Despite playing no louder—not because they couldn't but my ears can't—Cobra's extra cone surface made for a still beefier chunkier more gravitational sound. On true depth-mining movie soundtracks, it left absolutely nothing to the imagination in the very lowest bass. That's referencing tracks I know intimately from my dual 15" subwoofer equalized to be up 3dB at 20Hz. Now riddle us this. Which other 19" two-way could we listen to from 1 metre away next to a writing desk to hear stereo bass all the way into the abyss? Cue extended silence. Cobra's extra cone surface also made for higher dynamic crest factor. What took a hit was inter-image separation. The extra density in the lower-mid/upper-bass range created some congeal compared to Viper. As a conservatory-trained classical clarinet player, my sonic imprint is acoustic not amplified music. What I mostly listen to even today reflects it. Cobra's tuning reminded me of the tonal and textural balance I experienced at amplified live gigs around Lake Geneva. They were always bigger, bassier, darker, louder, thicker and more wall of sound than the unplugged variants. It's why on the desktop Viper plays more to my imprint. Though it already veers a bit into the amplified direction, it goes rather less far particularly because I tap one speaker at its 80Hz high pass to lean out the overall low end a bit. My personally biggest Cobra cracker—the secret hot-flash aka power-surge moment if you will—came from those tall air-motion transformers. Sitting at '3' so with the default padding resistor, they tracked deeply embedded cymbal trails, triangle fades, singing-bowl warbles and top-of-the-bridge violin flageolet of Russian gipsy fare with fantastic alacrity.
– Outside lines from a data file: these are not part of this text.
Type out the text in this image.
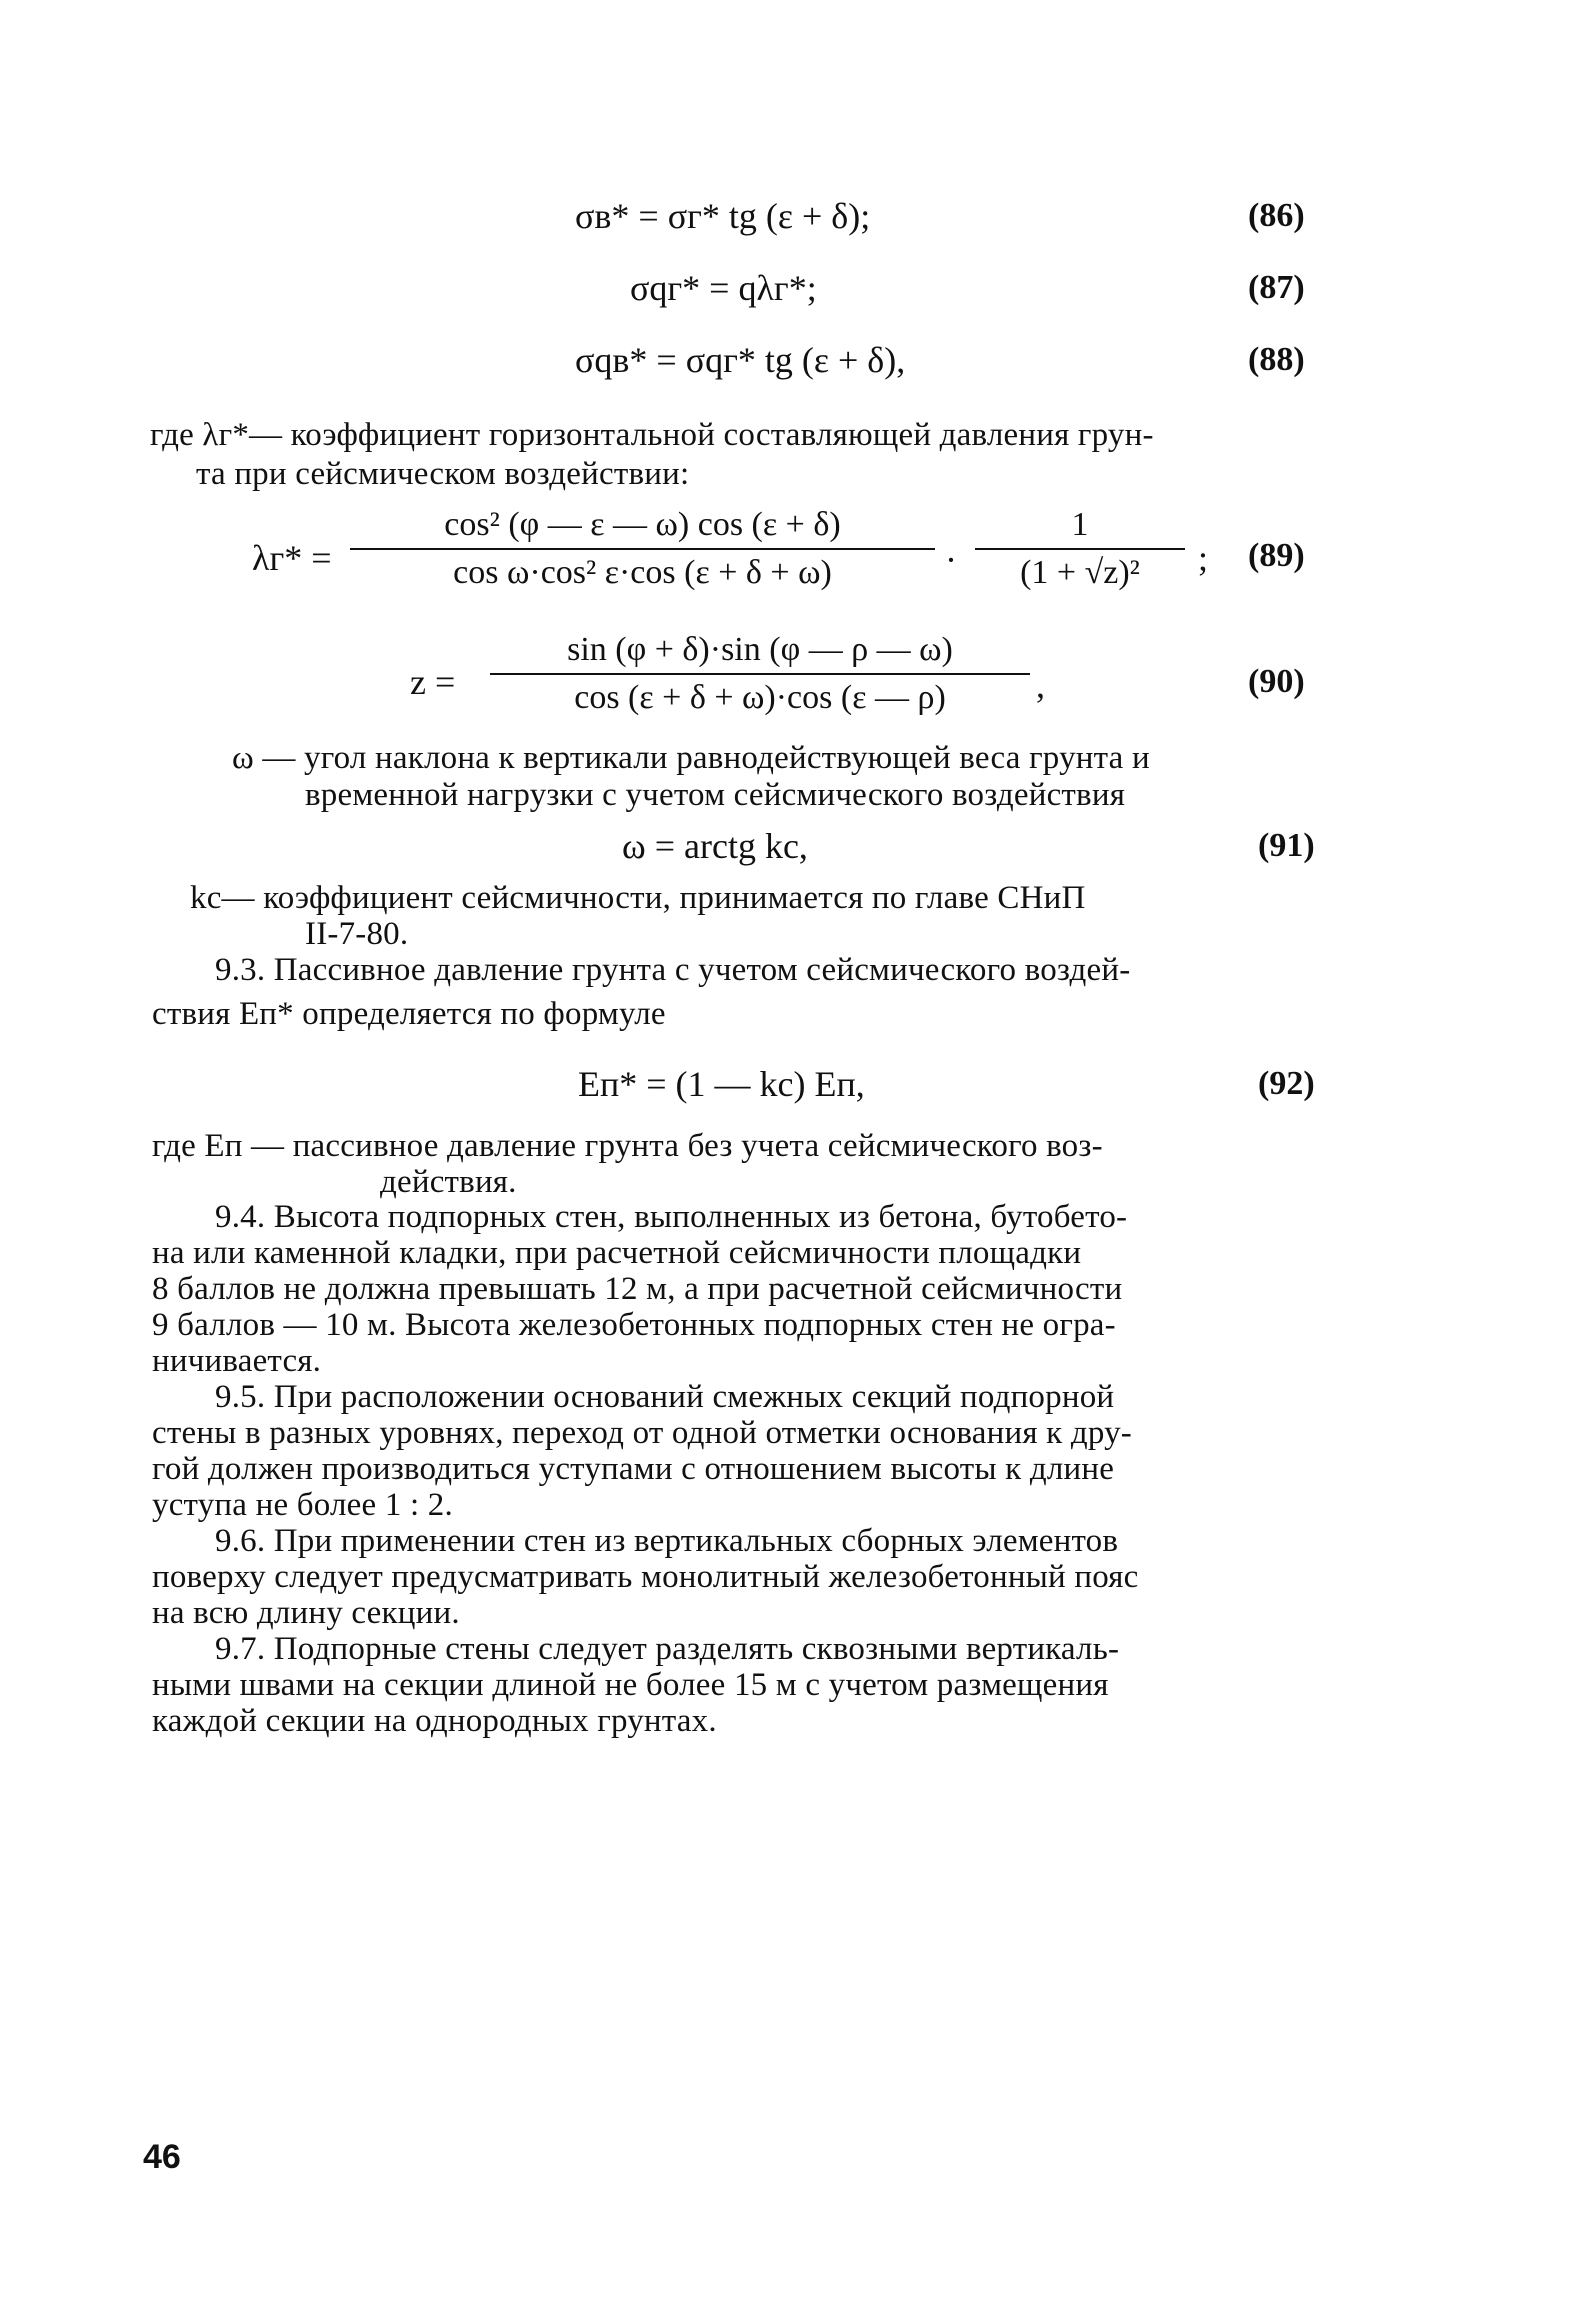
σв* = σг* tg (ε + δ);	(86)
σqг* = qλг*;	(87)
σqв* = σqг* tg (ε + δ),	(88)
где λг*— коэффициент горизонтальной составляющей давления грун-
та при сейсмическом воздействии:
λг* =
cos² (φ — ε — ω) cos (ε + δ)
cos ω·cos² ε·cos (ε + δ + ω)	·
1
(1 + √z)² ; (89)
z =
sin (φ + δ)·sin (φ — ρ — ω)
cos (ε + δ + ω)·cos (ε — ρ)	,	(90)
ω — угол наклона к вертикали равнодействующей веса грунта и
временной нагрузки с учетом сейсмического воздействия
ω = arctg kс,	(91)
kс— коэффициент сейсмичности, принимается по главе СНиП
II-7-80.
9.3. Пассивное давление грунта с учетом сейсмического воздей-
ствия Eп* определяется по формуле
Eп* = (1 — kс) Eп,	(92)
где Eп — пассивное давление грунта без учета сейсмического воз-
действия.
9.4. Высота подпорных стен, выполненных из бетона, бутобето-
на или каменной кладки, при расчетной сейсмичности площадки
8 баллов не должна превышать 12 м, а при расчетной сейсмичности
9 баллов — 10 м. Высота железобетонных подпорных стен не огра-
ничивается.
9.5. При расположении оснований смежных секций подпорной
стены в разных уровнях, переход от одной отметки основания к дру-
гой должен производиться уступами с отношением высоты к длине
уступа не более 1 : 2.
9.6. При применении стен из вертикальных сборных элементов
поверху следует предусматривать монолитный железобетонный пояс
на всю длину секции.
9.7. Подпорные стены следует разделять сквозными вертикаль-
ными швами на секции длиной не более 15 м с учетом размещения
каждой секции на однородных грунтах.
46
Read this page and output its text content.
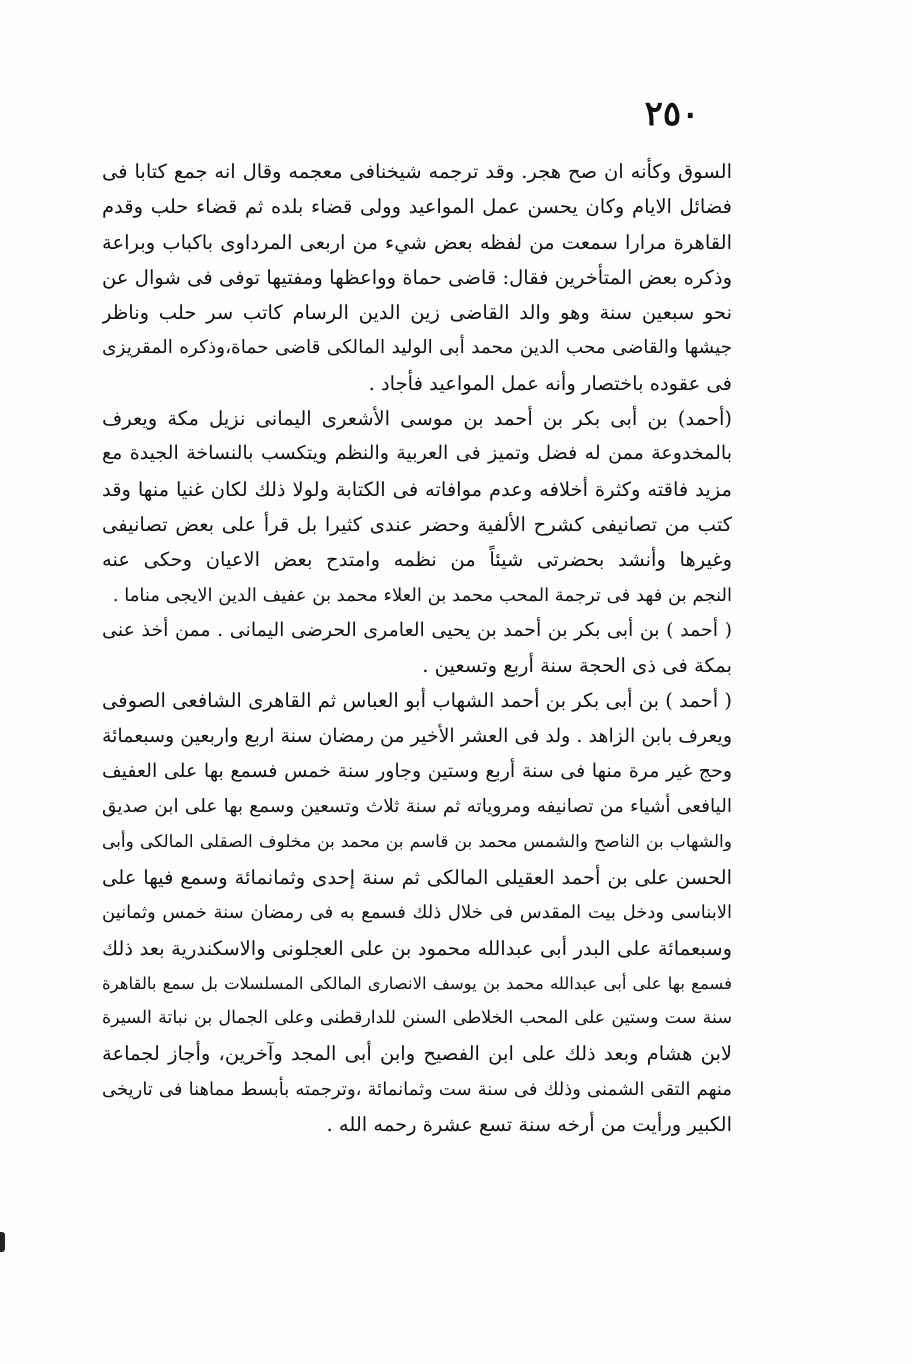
٢٥٠
السوق وكأنه ان صح هجر. وقد ترجمه شيخنافى معجمه وقال انه جمع كتابا فى
فضائل الايام وكان يحسن عمل المواعيد وولى قضاء بلده ثم قضاء حلب وقدم
القاهرة مرارا سمعت من لفظه بعض شيء من اربعى المرداوى باكباب وبراعة
وذكره بعض المتأخرين فقال: قاضى حماة وواعظها ومفتيها توفى فى شوال عن
نحو سبعين سنة وهو والد القاضى زين الدين الرسام كاتب سر حلب وناظر
جيشها والقاضى محب الدين محمد أبى الوليد المالكى قاضى حماة،وذكره المقريزى
فى عقوده باختصار وأنه عمل المواعيد فأجاد .
(أحمد) بن أبى بكر بن أحمد بن موسى الأشعرى اليمانى نزيل مكة ويعرف
بالمخدوعة ممن له فضل وتميز فى العربية والنظم ويتكسب بالنساخة الجيدة مع
مزيد فاقته وكثرة أخلافه وعدم موافاته فى الكتابة ولولا ذلك لكان غنيا منها وقد
كتب من تصانيفى كشرح الألفية وحضر عندى كثيرا بل قرأ على بعض تصانيفى
وغيرها وأنشد بحضرتى شيئاً من نظمه وامتدح بعض الاعيان وحكى عنه
النجم بن فهد فى ترجمة المحب محمد بن العلاء محمد بن عفيف الدين الايجى مناما .
( أحمد ) بن أبى بكر بن أحمد بن يحيى العامرى الحرضى اليمانى . ممن أخذ عنى
بمكة فى ذى الحجة سنة أربع وتسعين .
( أحمد ) بن أبى بكر بن أحمد الشهاب أبو العباس ثم القاهرى الشافعى الصوفى
ويعرف بابن الزاهد . ولد فى العشر الأخير من رمضان سنة اربع واربعين وسبعمائة
وحج غير مرة منها فى سنة أربع وستين وجاور سنة خمس فسمع بها على العفيف
اليافعى أشياء من تصانيفه ومروياته ثم سنة ثلاث وتسعين وسمع بها على ابن صديق
والشهاب بن الناصح والشمس محمد بن قاسم بن محمد بن مخلوف الصقلى المالكى وأبى
الحسن على بن أحمد العقيلى المالكى ثم سنة إحدى وثمانمائة وسمع فيها على
الابناسى ودخل بيت المقدس فى خلال ذلك فسمع به فى رمضان سنة خمس وثمانين
وسبعمائة على البدر أبى عبدالله محمود بن على العجلونى والاسكندرية بعد ذلك
فسمع بها على أبى عبدالله محمد بن يوسف الانصارى المالكى المسلسلات بل سمع بالقاهرة
سنة ست وستين على المحب الخلاطى السنن للدارقطنى وعلى الجمال بن نباتة السيرة
لابن هشام وبعد ذلك على ابن الفصيح وابن أبى المجد وآخرين، وأجاز لجماعة
منهم التقى الشمنى وذلك فى سنة ست وثمانمائة ،وترجمته بأبسط مماهنا فى تاريخى
الكبير ورأيت من أرخه سنة تسع عشرة رحمه الله .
With Greg's own Vermillion interconnect and speaker cable.
Running this premium part as a regular not super tweeter like Viper does its smaller mate really drove my sonic scenery full-on cabriolet style so with the roof down and sun or starlight raining down. I spun up favourite treble tracks from harmonically lit-up piano recordings to ambient techno with electronically generated high clicks and blitzing noise zingers popping up all over like rapidly flashing mini spotlights. That tall dipole AMT with bona fide Mundorf pedigree is really special. I applaud Grzegorz for chucking puritanical widebander notions which would bring it in a good octave higher. Letting us hear its full bandwidth is quite the treat. Obviously my office wasn't remotely representational of how Cobra should be used. So it had to make quick onward tracks into the adjacent listening lounge. Passing thoughts? My desktop preferred Viper because its smaller point source generates more soundstage holography without Cobra's warmth boost that lays it on thicker and to quasi compensate then must play louder. I don't want nearfield overload. That said, I'd love to repatriate those tall AMT. Of course Viper's crossover wouldn't exploit them properly. That isn't feasible. Confessing the desire simply made a point.